BD increases CR and nCR rates compared with VAD in all groups of patients.
The higher post-induction response rates translated into better response rates after ASCT.
There was no benefit in OS or PFS in patients treated with BD versus those treated with VAD; however, there was short follow-up.
Given the results of this study, BD should be considered the standard of care for induction prior to ASCT.
The authors are now in the process of starting a trial investigating BD combined with thalidomide compared with linezolid and dexamethasone as induction therapy, to see if there is any improvement in response rates or survival.

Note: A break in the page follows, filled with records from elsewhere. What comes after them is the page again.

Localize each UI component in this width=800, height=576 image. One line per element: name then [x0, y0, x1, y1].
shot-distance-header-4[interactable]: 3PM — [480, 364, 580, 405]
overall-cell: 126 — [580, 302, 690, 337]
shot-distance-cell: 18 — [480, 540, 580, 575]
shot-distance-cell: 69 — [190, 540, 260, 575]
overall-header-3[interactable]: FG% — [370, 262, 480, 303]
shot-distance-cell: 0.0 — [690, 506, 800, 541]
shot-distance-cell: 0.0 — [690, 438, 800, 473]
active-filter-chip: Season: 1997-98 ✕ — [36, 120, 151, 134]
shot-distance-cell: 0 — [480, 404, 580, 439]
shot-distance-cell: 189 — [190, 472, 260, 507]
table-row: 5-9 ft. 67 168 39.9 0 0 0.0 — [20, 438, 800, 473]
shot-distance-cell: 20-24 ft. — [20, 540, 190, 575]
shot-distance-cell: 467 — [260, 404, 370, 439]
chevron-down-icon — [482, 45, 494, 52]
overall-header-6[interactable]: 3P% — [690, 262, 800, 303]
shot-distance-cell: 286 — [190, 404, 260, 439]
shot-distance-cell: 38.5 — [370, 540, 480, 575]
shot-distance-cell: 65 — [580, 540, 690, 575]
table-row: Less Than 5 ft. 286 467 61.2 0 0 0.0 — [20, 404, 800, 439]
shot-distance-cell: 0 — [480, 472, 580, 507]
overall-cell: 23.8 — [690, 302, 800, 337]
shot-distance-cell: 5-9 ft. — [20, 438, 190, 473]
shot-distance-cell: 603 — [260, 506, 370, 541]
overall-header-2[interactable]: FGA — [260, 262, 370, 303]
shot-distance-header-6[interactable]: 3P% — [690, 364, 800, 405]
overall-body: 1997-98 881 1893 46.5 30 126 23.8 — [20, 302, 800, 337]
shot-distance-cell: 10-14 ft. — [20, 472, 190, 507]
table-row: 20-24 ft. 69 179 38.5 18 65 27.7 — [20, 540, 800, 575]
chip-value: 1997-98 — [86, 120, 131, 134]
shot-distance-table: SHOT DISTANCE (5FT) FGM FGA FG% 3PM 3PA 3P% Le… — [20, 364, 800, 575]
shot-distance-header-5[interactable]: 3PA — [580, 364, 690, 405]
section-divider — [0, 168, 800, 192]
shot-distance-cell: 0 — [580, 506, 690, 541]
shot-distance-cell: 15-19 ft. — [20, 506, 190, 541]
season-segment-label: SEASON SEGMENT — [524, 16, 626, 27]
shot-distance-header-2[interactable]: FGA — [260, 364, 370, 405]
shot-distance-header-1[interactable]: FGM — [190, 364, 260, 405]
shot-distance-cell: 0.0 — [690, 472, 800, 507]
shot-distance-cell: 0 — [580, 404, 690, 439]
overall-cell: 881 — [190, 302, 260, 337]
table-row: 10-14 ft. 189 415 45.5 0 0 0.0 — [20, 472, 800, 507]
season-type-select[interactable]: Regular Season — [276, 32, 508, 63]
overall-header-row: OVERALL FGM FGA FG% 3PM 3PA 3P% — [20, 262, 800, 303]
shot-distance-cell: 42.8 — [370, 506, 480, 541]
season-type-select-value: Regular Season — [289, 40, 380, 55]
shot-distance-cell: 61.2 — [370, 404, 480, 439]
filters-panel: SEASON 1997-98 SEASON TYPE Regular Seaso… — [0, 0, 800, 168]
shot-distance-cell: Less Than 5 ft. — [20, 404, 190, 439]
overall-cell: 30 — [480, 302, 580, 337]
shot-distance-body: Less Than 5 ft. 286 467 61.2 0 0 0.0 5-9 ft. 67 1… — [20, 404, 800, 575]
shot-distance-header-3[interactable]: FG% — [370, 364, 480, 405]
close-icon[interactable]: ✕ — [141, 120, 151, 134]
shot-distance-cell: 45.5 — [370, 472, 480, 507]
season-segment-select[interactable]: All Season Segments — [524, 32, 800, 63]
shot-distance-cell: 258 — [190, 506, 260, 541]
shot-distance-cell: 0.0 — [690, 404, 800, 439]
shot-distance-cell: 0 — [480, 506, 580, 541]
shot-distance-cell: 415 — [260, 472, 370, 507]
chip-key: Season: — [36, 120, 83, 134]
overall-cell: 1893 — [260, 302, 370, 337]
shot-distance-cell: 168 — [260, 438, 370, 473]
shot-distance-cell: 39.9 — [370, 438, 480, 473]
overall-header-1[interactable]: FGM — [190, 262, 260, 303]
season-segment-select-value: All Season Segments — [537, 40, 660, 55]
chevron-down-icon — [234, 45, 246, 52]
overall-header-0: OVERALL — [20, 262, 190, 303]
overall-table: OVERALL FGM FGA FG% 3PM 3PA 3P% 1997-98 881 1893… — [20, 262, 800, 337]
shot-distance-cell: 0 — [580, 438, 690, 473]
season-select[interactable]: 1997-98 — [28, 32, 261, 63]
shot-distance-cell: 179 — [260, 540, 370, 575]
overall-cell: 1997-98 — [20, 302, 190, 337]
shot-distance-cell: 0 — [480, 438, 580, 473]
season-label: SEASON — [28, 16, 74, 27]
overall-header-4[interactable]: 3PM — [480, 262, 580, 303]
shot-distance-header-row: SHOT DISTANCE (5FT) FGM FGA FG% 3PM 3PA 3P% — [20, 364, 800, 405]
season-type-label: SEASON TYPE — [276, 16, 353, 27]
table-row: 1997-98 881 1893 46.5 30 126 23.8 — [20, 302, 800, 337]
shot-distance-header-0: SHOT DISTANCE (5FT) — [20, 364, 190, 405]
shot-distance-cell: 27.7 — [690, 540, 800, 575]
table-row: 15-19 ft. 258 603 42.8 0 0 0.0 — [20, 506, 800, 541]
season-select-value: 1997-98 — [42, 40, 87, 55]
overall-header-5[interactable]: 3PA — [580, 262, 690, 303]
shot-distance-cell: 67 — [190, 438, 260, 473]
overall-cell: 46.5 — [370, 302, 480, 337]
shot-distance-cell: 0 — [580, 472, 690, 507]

Prior to making conclusions regarding how the improvement in response rate seen with BD affects OS, longer follow up is needed. It is also possible that a larger difference in response rates is needed to see an effect on OS, and adding more therapeutic agents may be a way to do this. It is also possible that we need a better way of determining which patients may benefit the most from these new agents. Pharamcogenomics may help in defining these patient populations. These therapies may also be of more benefit in high-risk patients, and prior studies have suggested this. This may be a population to focus on in future studies.
Although this study does suggest great potential for this induction therapy regimen, it is not yet the standard of care. Longer follow-up is needed, and there should ideally be a true improvement in quality of life, overall survival, or cost of treatment (with equivalence of effect) prior to accepting this regimen as the standard of care for induction prior to ASCT.